Alors souvent, il ne faisait rien. Il regarda les gens se battre et mourir, encore et encore, dans toute la ville, se retenant d’aider parce que ça ne lui coûterait pas qu’à lui, mais à la ville, au monde entier, s’il échouait à stopper le rituel par manque de mana.
Il voulait hurler au monde que l’expérience le rendait malade. Mais en vérité, il savait qu’il y était déjà insensibilisé. Il avait vu ces choses se produire à tant d’occasions par le passé, et avait même expérimenté le point de vue de l’envahisseur lui-même lorsqu’il avait lu dans leurs souvenirs. Peut-être que plus tard, lorsque la situation serait à nouveau calme et qu’il aurait le temps d’internaliser le fait que cette fois, les choses étaient définitives et irréversibles, contrairement à toutes ces fois dans la boucle temporelle, il serait horrifié par les choses qu’il voyait et son manque de réactivité.
Mais c’était un temps qui n’était même pas certain d’arriver. Il fallait d’abord gérer le moment présent… et s’en sortir.
Ce n’était juste pas le moment. Vraiment pas.
Il finit par tourner son attention vers le Gouffre, où un combat sauvage rageait. Pendant que les groupes de Zorian et de Jornak étaient enfermés dans la barrière angélique, les cultistes s’étaient vus libres de progresser vers le Gouffre… pour un temps.
Il y avait un élément que ni Zorian, ni Jornak n’avaient prévu. Avant que les cultistes ne pussent même commencer à mettre le rituel en place et sacrifier les enfants, ils furent pris en embuscade par… un nombre extravagant de petits animaux. Des pigeons et des chats, pour être plus précis. Au lieu de simplement se jeter sur eux pour les griffer ou les picorer, cela dit, ces animaux utilisaient la magie et des armes.

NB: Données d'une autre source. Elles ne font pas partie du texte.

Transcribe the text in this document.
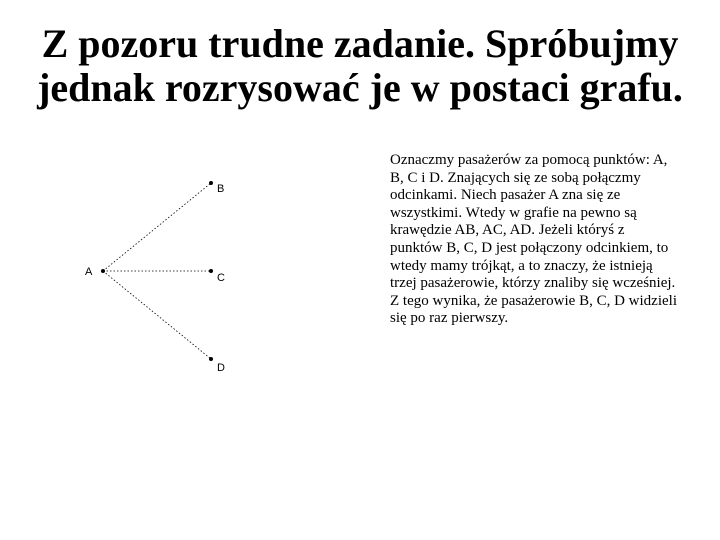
Z pozoru trudne zadanie. Spróbujmy
jednak rozrysować je w postaci grafu.
A
B
C
D

Oznaczmy pasażerów za pomocą punktów: A, B, C i D. Znających się ze sobą połączmy odcinkami. Niech pasażer A zna się ze wszystkimi. Wtedy w grafie na pewno są krawędzie AB, AC, AD. Jeżeli któryś z punktów B, C, D jest połączony odcinkiem, to wtedy mamy trójkąt, a to znaczy, że istnieją trzej pasażerowie, którzy znaliby się wcześniej. Z tego wynika, że pasażerowie B, C, D widzieli się po raz pierwszy.
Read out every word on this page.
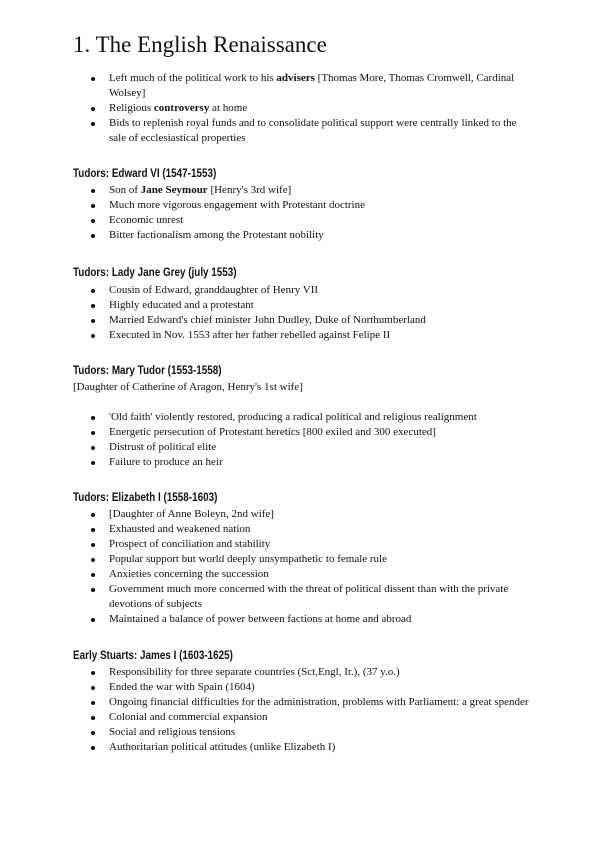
1. The English Renaissance
Left much of the political work to his advisers [Thomas More, Thomas Cromwell, Cardinal Wolsey]
Religious controversy at home
Bids to replenish royal funds and to consolidate political support were centrally linked to the sale of ecclesiastical properties
Tudors: Edward VI (1547-1553)
Son of Jane Seymour [Henry's 3rd wife]
Much more vigorous engagement with Protestant doctrine
Economic unrest
Bitter factionalism among the Protestant nobility
Tudors: Lady Jane Grey (july 1553)
Cousin of Edward, granddaughter of Henry VII
Highly educated and a protestant
Married Edward's chief minister John Dudley, Duke of Northumberland
Executed in Nov. 1553 after her father rebelled against Felipe II
Tudors: Mary Tudor (1553-1558)
[Daughter of Catherine of Aragon, Henry's 1st wife]
'Old faith' violently restored, producing a radical political and religious realignment
Energetic persecution of Protestant heretics [800 exiled and 300 executed]
Distrust of political elite
Failure to produce an heir
Tudors: Elizabeth I (1558-1603)
[Daughter of Anne Boleyn, 2nd wife]
Exhausted and weakened nation
Prospect of conciliation and stability
Popular support but world deeply unsympathetic to female rule
Anxieties concerning the succession
Government much more concerned with the threat of political dissent than with the private devotions of subjects
Maintained a balance of power between factions at home and abroad
Early Stuarts: James I (1603-1625)
Responsibility for three separate countries (Sct,Engl, Ir.), (37 y.o.)
Ended the war with Spain (1604)
Ongoing financial difficulties for the administration, problems with Parliament: a great spender
Colonial and commercial expansion
Social and religious tensions
Authoritarian political attitudes (unlike Elizabeth I)
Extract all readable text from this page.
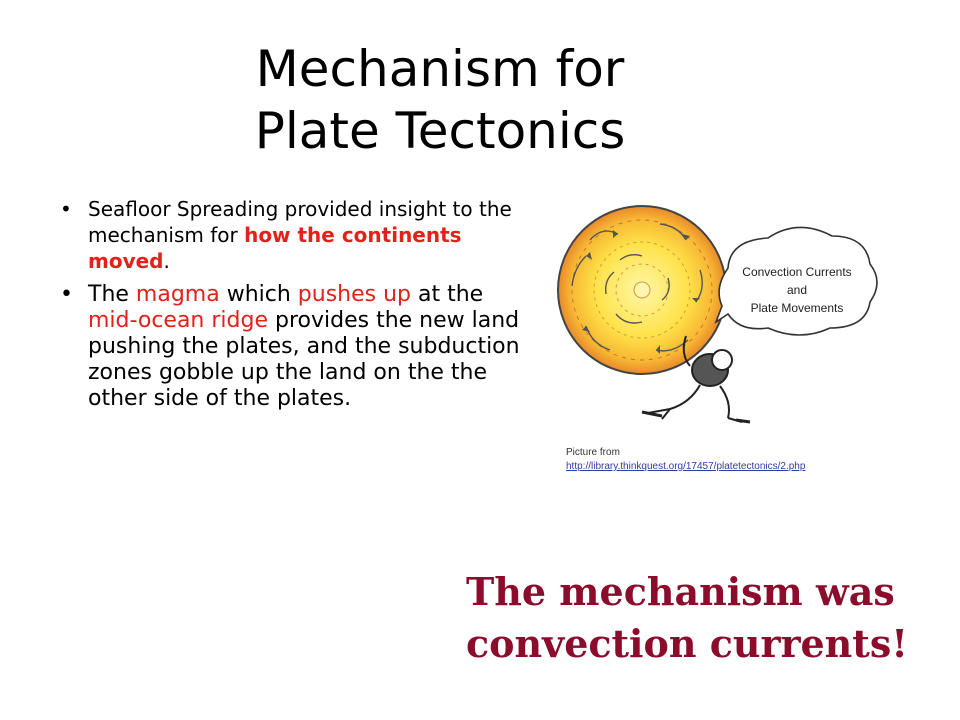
Mechanism for
Plate Tectonics
• Seafloor Spreading provided insight to the mechanism for how the continents moved.
• The magma which pushes up at the mid-ocean ridge provides the new land pushing the plates, and the subduction zones gobble up the land on the the other side of the plates.
Convection Currents
and
Plate Movements
Picture from
http://library.thinkquest.org/17457/platetectonics/2.php
The mechanism was
convection currents!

Comme les cultistes escortaient leur wagon empli d’enfants à sacrifier près de l’un des plus grands bâtiments, quelques chats tombèrent simplement du toit, directement sur leurs têtes. Leurs griffes brillaient d’une lueur blanche et chaude sous l’effet d’un sort inconnu, et s’attaquèrent immédiatement aux visages et cous de leurs victimes, leur ouvrant les artères et les aveuglant définitivement. L’un des cultistes remarqua l’attaque, mais fit l’erreur de croiser le regard d’un chat nonchalamment assis sur le rebord d’une fenêtre, et fut soudain prit de vertiges qui l’envoya s’effondrer un peu plus loin. Il n’eut jamais la moindre chance de se relever, un autre chat lui tranchant la gorge de long en large.
Avant que les cultistes n’eussent la chance de répondre à cet assaut, un essaim de pigeons s’invita à la fête, transportant une multitude de grenades alchimiques dans leurs griffes.
Et ce fut le début du chaos.
Des métamorphes, réalisa Zorian. Des chats, des pigeons – les deux variétés probablement les plus doués dans le lancement de sorts en plus de leurs capacités naturelles d’animaux. Et… Oui, la police était là également, et se joignait à l’attaque, maintenant.
Hmm… Apparemment, Raynie et Haslush avaient fait plus lors du dernier mois que Zorian l’avait songé. Une surprise certes, mais une très bonne.
Bien sûr, tandis que les cultistes semblaient représenter le maillon faible de l’invasion du point de vue de Zorian, ils n’étaient pas si faciles que ça à dédaigner pour des gens normaux. Après le choc initial, ils commencèrent à contrattaquer, et ils le firent très bien. Après tout, les dirigeants du Culte du Dragon du Dessous étaient en réalité des mages très capables et très puissants. Ils étaient habituellement trop occupés à mettre en place le rituel de libération du Primordial pour aider leurs sous-fifres, mais ce n’était pas le cas à ce moment, et ils se firent rapidement connaître. Après quelques succès initiaux, les forces combinées de la police et des métamorphes commencèrent à voir des morts en pagaille et à perdre leur courage.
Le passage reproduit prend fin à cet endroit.